Periódico
Folha de S.Paulo

Publicada, posteriormente, no livro Bom dia para nascer,  Companhia das Letras, de 2011, pp. 336-337.

Eu ainda estava em jejum quando abri o jornal. Pensei: quem sabe tomo café primeiro? A foto é tão chamativa que não dá para desviar a atenção. Todo leitor da Folha deve ter tido o mesmo choque. Mas eu confesso que resisti. Pra que, meu Deus, uma foto dessas na primeira página? Posso falar, porque tenho vivido em jornal a vida toda: jornalista tem essa inclinação para o que é negativo. Há quem diga que é um traço mórbido.

Hoje todo mundo sabe, na teoria e na prática, que o corriqueiro não é notícia. Aquele exemplo clássico que já está careca de tanto ser citado. Se um cão morde um homem, nada a noticiar. Se um homem morde um cão, está aí a matéria-prima. Cumpre apurar tudo direitinho. Se o homem foi vacinado contra a raiva. Se o cão estava quieto no seu canto, ou se partiu dele a provocação. Nome, idade, cor e sexo da vítima. Enfim, um prato cheio.

Se notícia é o inusitado, o que sai da banalidade e escapa ao lixo do cotidiano, então por que essa foto na primeira página? Esse personagem será assim tão insólito? Imagino que o leitor já esqueceu a foto de ontem e o impacto que ela nos causou. Esquecer é um mecanismo confortável. E essencial. É o que nos permite continuar vivendo na santa paz de nossa consciência. Que diabo, a gente tem que se defender. Eu, por exemplo, quando dei com a foto, logo pensei com os meus botões: deve ser coisa de muito longe. Biafra, por exemplo. Você se lembra de Biafra?

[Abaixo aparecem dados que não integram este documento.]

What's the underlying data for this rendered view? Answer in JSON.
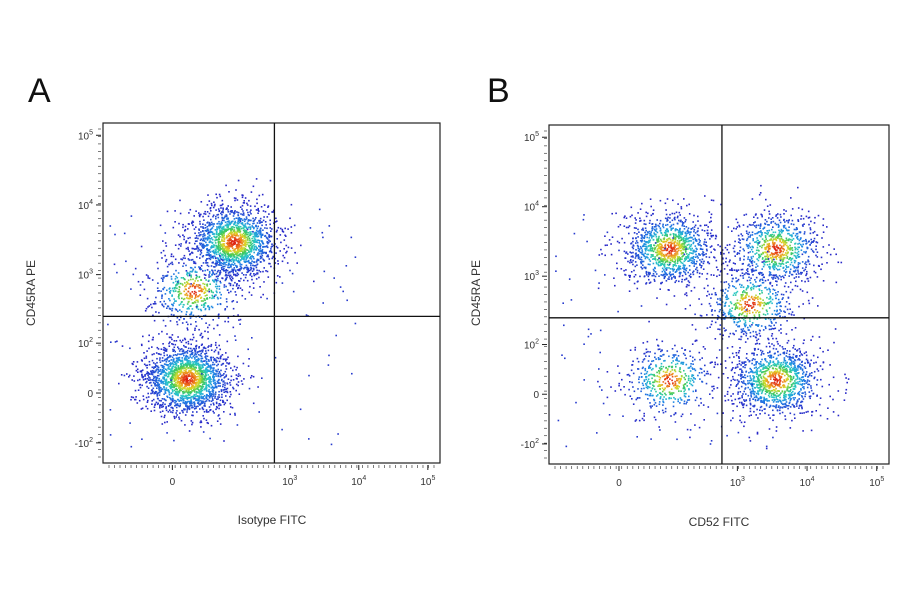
{
  "chart_data": [
    {
      "type": "scatter",
      "panel": "A",
      "xlabel": "Isotype FITC",
      "ylabel": "CD45RA PE",
      "x_scale": "biexponential",
      "y_scale": "biexponential",
      "xlim": [
        -200,
        150000
      ],
      "ylim": [
        -200,
        150000
      ],
      "x_ticks": [
        {
          "value": 0,
          "label": "0"
        },
        {
          "value": 1000,
          "label": "10",
          "exp": "3"
        },
        {
          "value": 10000,
          "label": "10",
          "exp": "4"
        },
        {
          "value": 100000,
          "label": "10",
          "exp": "5"
        }
      ],
      "y_ticks": [
        {
          "value": -100,
          "label": "-10",
          "exp": "2"
        },
        {
          "value": 0,
          "label": "0"
        },
        {
          "value": 100,
          "label": "10",
          "exp": "2"
        },
        {
          "value": 1000,
          "label": "10",
          "exp": "3"
        },
        {
          "value": 10000,
          "label": "10",
          "exp": "4"
        },
        {
          "value": 100000,
          "label": "10",
          "exp": "5"
        }
      ],
      "quadrant_gate": {
        "x": 600,
        "y": 250
      },
      "clusters": [
        {
          "x": 20,
          "y": 20,
          "count": 1800
        },
        {
          "x": 150,
          "y": 3000,
          "count": 1600
        },
        {
          "x": 30,
          "y": 600,
          "count": 500
        }
      ]
    },
    {
      "type": "scatter",
      "panel": "B",
      "xlabel": "CD52 FITC",
      "ylabel": "CD45RA PE",
      "x_scale": "biexponential",
      "y_scale": "biexponential",
      "xlim": [
        -200,
        150000
      ],
      "ylim": [
        -200,
        150000
      ],
      "x_ticks": [
        {
          "value": 0,
          "label": "0"
        },
        {
          "value": 1000,
          "label": "10",
          "exp": "3"
        },
        {
          "value": 10000,
          "label": "10",
          "exp": "4"
        },
        {
          "value": 100000,
          "label": "10",
          "exp": "5"
        }
      ],
      "y_ticks": [
        {
          "value": -100,
          "label": "-10",
          "exp": "2"
        },
        {
          "value": 0,
          "label": "0"
        },
        {
          "value": 100,
          "label": "10",
          "exp": "2"
        },
        {
          "value": 1000,
          "label": "10",
          "exp": "3"
        },
        {
          "value": 10000,
          "label": "10",
          "exp": "4"
        },
        {
          "value": 100000,
          "label": "10",
          "exp": "5"
        }
      ],
      "quadrant_gate": {
        "x": 600,
        "y": 250
      },
      "clusters": [
        {
          "x": 100,
          "y": 2500,
          "count": 1100
        },
        {
          "x": 3500,
          "y": 2500,
          "count": 800
        },
        {
          "x": 3500,
          "y": 20,
          "count": 1100
        },
        {
          "x": 100,
          "y": 20,
          "count": 500
        },
        {
          "x": 1500,
          "y": 400,
          "count": 500
        }
      ]
    }
  ]
}
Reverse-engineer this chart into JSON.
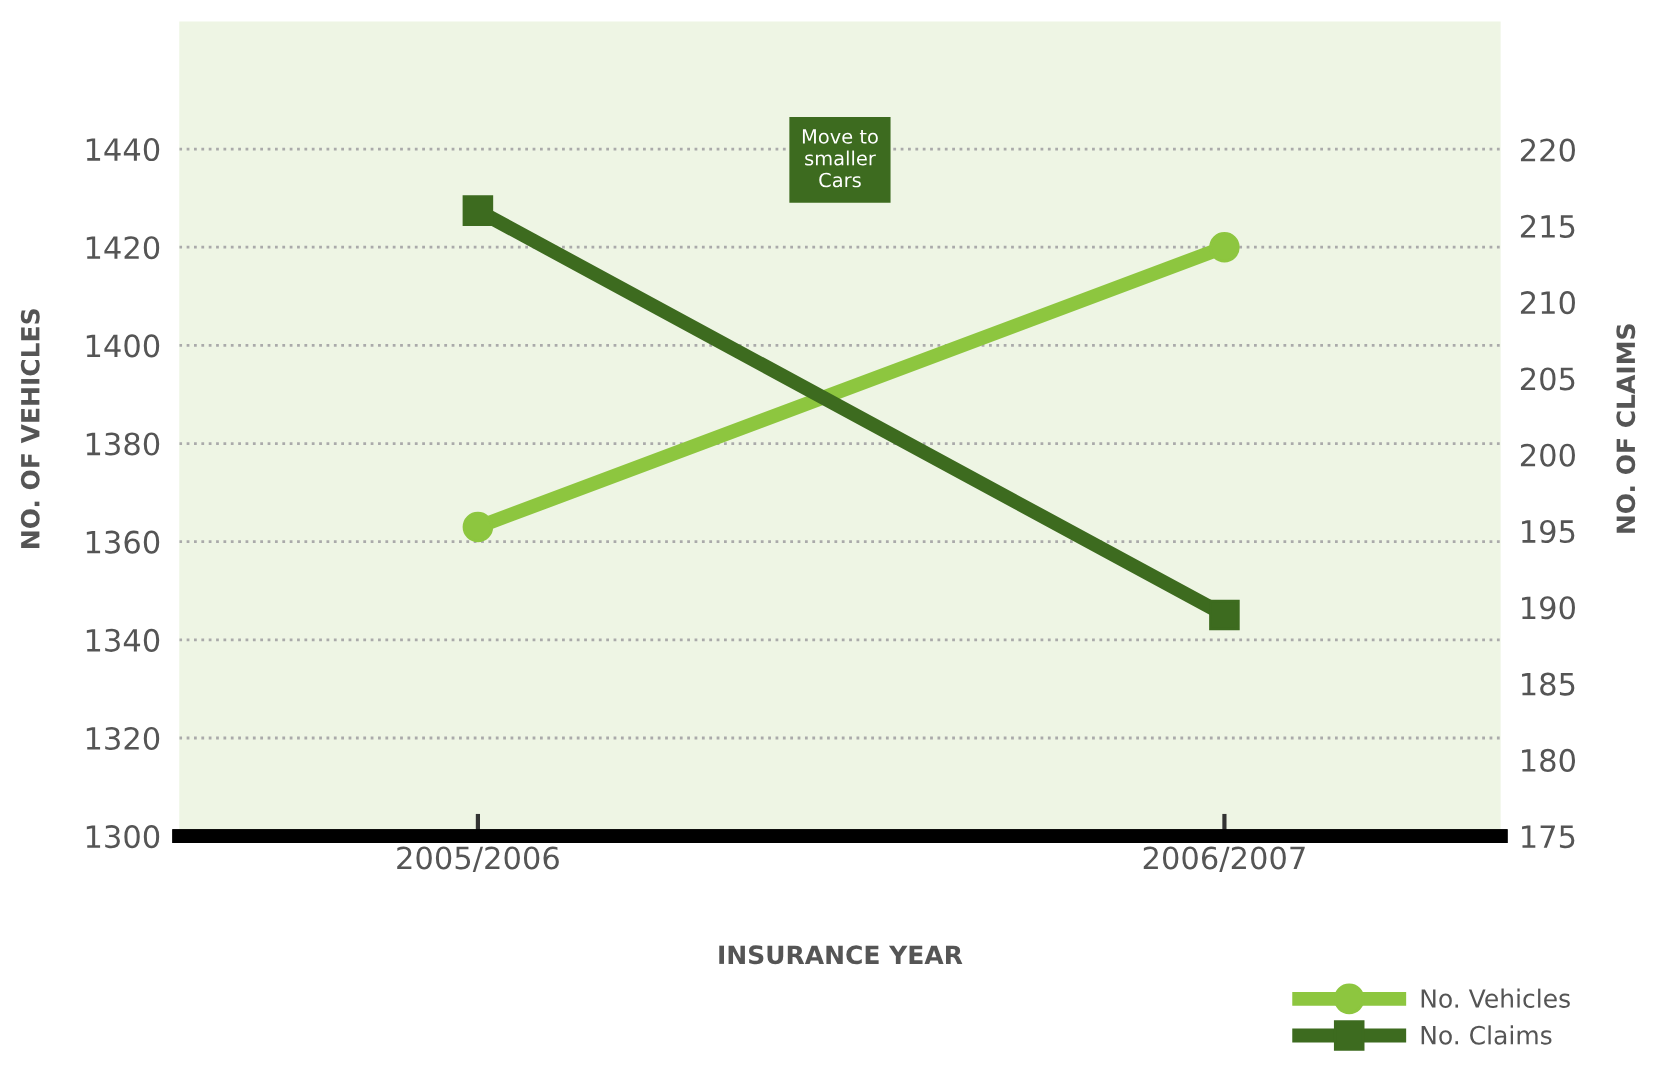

Biafra, ou Bangladesh. Lá nos cafundós, onde Judas perdeu as botas. Nada a ver comigo. E decidi fugir da legenda. Por via das dúvidas, preferia não saber onde vive, ou sobrevive, aquela coisinha de olhos fechados. Ainda bem. Se tivesse os olhos abertos, grampeava o meu olhar e adeus café da manhã. A mão direita no peito lhe dá um ar contrito. A mão esquerda segura o pé direito. Segura firme, a perna direita cruzada sobre a esquerda. Tem até graça. Uma graça horrível, mas tem.

E aquela fralda imensa. Branca, farta, não o deixa nu. Ou nua. Não está dito qual o sexo do top model que posou para o fotógrafo. Tem quatro meses, diz a legenda. Está internado na Paraíba, com suspeita de cólera. Como será o nome desse serzinho tão indefeso? Aí, me ocorreu que seu nome é legião. Seu sobrenome? Brasil. Por falar nisto, quando é que a gente vai tomar vergonha na cara?